Rodrigues’in direkten dönen şut şanssızlığını da kaydetmiş olayım.
İkinci gol de olsaydı belki Fenerbahçe maçı koparabilirdi.
Neyse...
“Alternatif Tarih” yazmaya çalışmanın faydası yok.
Trabzon da aslanlar gibi direndi.
Diri, canlı, inatçı ve bilinçliydiler.
Fenerbahçe’yi 10-15 dakika kadar kendi sahasına hapsettiler.

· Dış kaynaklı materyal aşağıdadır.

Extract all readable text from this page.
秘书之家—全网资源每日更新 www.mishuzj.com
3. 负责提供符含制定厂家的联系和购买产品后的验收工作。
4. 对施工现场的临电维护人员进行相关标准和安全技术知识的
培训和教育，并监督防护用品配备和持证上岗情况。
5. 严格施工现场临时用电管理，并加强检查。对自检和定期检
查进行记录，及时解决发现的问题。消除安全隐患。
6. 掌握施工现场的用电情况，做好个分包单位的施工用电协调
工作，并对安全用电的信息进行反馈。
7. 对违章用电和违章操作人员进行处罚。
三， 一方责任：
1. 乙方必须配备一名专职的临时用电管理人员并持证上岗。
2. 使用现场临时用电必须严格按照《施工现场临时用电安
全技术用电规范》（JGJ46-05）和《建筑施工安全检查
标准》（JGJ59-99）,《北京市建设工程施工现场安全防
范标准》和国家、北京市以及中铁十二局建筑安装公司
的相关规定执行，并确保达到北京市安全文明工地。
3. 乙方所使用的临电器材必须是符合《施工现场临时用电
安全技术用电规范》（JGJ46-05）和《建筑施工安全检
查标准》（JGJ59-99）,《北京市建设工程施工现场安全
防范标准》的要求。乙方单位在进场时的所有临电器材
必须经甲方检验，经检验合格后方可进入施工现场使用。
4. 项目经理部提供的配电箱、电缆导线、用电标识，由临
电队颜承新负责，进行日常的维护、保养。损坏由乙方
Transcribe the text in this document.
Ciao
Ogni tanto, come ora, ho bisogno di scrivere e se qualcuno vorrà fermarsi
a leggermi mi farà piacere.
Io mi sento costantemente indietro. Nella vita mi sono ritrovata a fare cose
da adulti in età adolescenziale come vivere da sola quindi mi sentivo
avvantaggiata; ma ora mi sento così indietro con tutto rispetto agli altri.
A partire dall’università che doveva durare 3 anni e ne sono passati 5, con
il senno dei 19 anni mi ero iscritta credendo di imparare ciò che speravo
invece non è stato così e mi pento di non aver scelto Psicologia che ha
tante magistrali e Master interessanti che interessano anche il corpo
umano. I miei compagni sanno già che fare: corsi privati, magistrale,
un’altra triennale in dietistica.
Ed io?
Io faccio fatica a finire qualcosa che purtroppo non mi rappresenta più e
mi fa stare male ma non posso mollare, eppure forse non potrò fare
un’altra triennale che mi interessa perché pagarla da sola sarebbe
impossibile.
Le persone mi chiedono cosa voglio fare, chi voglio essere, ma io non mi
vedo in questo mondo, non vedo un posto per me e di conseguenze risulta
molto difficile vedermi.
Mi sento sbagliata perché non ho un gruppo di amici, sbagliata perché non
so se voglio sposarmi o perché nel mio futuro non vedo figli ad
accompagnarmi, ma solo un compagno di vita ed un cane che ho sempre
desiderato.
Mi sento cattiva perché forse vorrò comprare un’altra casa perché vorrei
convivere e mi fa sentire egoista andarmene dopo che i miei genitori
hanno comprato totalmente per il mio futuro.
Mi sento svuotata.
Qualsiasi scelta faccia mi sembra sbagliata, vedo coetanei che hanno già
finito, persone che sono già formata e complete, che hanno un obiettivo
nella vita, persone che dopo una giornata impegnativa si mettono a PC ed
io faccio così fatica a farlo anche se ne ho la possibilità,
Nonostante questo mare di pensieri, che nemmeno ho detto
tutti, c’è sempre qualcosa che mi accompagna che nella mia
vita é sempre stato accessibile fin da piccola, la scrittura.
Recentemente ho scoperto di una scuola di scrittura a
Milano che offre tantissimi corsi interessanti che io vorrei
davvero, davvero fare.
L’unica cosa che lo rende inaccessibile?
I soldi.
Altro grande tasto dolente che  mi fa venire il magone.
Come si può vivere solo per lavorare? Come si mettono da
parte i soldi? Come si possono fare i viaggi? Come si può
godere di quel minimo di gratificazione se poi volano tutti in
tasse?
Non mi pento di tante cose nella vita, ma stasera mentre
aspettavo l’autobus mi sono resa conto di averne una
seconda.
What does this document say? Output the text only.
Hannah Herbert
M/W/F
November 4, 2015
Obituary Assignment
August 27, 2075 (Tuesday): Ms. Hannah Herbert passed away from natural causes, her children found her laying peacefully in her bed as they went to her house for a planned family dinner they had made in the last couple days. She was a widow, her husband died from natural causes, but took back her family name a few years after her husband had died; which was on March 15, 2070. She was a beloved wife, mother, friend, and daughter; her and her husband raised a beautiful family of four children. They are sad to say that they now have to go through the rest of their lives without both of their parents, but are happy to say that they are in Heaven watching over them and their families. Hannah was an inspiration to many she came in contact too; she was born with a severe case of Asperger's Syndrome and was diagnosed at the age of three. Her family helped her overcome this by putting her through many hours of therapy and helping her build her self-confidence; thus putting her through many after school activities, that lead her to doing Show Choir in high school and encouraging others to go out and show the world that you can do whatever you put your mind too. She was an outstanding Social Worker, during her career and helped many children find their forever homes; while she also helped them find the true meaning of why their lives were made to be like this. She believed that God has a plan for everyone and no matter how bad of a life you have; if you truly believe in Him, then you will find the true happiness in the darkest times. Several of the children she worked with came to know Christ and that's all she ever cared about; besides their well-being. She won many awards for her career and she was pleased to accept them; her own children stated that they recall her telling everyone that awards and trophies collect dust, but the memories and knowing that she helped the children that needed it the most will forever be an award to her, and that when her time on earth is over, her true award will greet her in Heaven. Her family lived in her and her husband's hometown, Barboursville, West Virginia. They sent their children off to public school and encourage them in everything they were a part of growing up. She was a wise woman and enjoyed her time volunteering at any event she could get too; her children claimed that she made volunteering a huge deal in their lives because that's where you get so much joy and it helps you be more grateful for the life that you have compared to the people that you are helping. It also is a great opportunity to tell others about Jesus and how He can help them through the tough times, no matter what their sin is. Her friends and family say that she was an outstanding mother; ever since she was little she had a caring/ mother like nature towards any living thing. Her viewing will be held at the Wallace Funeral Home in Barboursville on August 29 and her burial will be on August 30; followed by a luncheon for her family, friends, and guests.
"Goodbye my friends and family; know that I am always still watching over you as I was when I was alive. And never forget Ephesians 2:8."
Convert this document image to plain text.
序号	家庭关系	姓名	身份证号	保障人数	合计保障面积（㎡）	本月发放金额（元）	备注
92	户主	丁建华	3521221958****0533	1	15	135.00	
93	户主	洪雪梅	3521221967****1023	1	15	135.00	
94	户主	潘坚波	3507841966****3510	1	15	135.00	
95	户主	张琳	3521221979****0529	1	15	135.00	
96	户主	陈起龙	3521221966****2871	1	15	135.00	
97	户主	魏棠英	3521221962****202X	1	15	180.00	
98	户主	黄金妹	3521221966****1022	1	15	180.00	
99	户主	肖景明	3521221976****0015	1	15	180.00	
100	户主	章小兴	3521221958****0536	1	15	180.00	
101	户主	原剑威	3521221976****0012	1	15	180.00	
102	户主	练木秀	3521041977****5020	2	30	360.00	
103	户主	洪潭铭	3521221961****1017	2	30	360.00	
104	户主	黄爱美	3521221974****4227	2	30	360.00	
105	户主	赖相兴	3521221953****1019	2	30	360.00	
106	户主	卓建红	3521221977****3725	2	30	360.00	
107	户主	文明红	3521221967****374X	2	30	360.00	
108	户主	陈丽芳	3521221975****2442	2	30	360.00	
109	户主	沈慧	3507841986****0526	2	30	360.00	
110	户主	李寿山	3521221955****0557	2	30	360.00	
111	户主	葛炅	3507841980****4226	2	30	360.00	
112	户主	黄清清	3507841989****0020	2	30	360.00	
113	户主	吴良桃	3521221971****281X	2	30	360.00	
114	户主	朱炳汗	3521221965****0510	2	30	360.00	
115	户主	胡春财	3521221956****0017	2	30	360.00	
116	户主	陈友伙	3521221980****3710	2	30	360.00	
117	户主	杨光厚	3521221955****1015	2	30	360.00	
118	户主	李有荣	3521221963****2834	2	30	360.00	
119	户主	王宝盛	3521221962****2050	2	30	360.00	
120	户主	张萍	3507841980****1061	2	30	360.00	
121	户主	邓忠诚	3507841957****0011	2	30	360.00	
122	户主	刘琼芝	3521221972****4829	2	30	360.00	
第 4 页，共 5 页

Trabzonspor’un golü de, hazırlanışı, kafa vuruşuyla gerçekten keyif vericiydi.
Sonra...
Fenerbahçe yeniden inisiyatifi kendine çevirdi.
.......................
Bu karşılaşmanın en güzel görüntülerinden biri de “buzların çözülmesiydi.”
Gerçi...
Sahada itiş kakışlar oldu ama daha devre arasında, içeri girerken, karşılıklı forma değiştiren oyuncular vardı.
Maçın sonunda da öyle.
Özellikle Fenerbahçe kaptanı Emre Belözoğlu’nun Trabzonsporlu Sosa’yı kucaklaması, yanağını okşayarak ayaküstü sohbeti son yıllarda Fenerbahçe ile Trabzonspor arasındaki kronik gerilimi, yüksek voltajı toprağa akıtmış olmalı.
......................
Fırat Aydınus’u da haftanın hakemi olarak görüyorum.
Kutluyorum.
Gerginlikler ülkesi Türkiye’de bunlar toplumun psikolojisini yumuşatabilecek güzellikler.
Cumhurbaşkanı Recep Tayyip Erdoğan’ın 30 Ağustos davetinde İYİ Parti Genel Başkanı Meral Akşener’in bulunması, el sıkışırken yüzlerdeki ılımlı ifadeleri de yazın bir kenara.
Siyasette de ılımlı akıntılar başka soğuklukları giderebilir.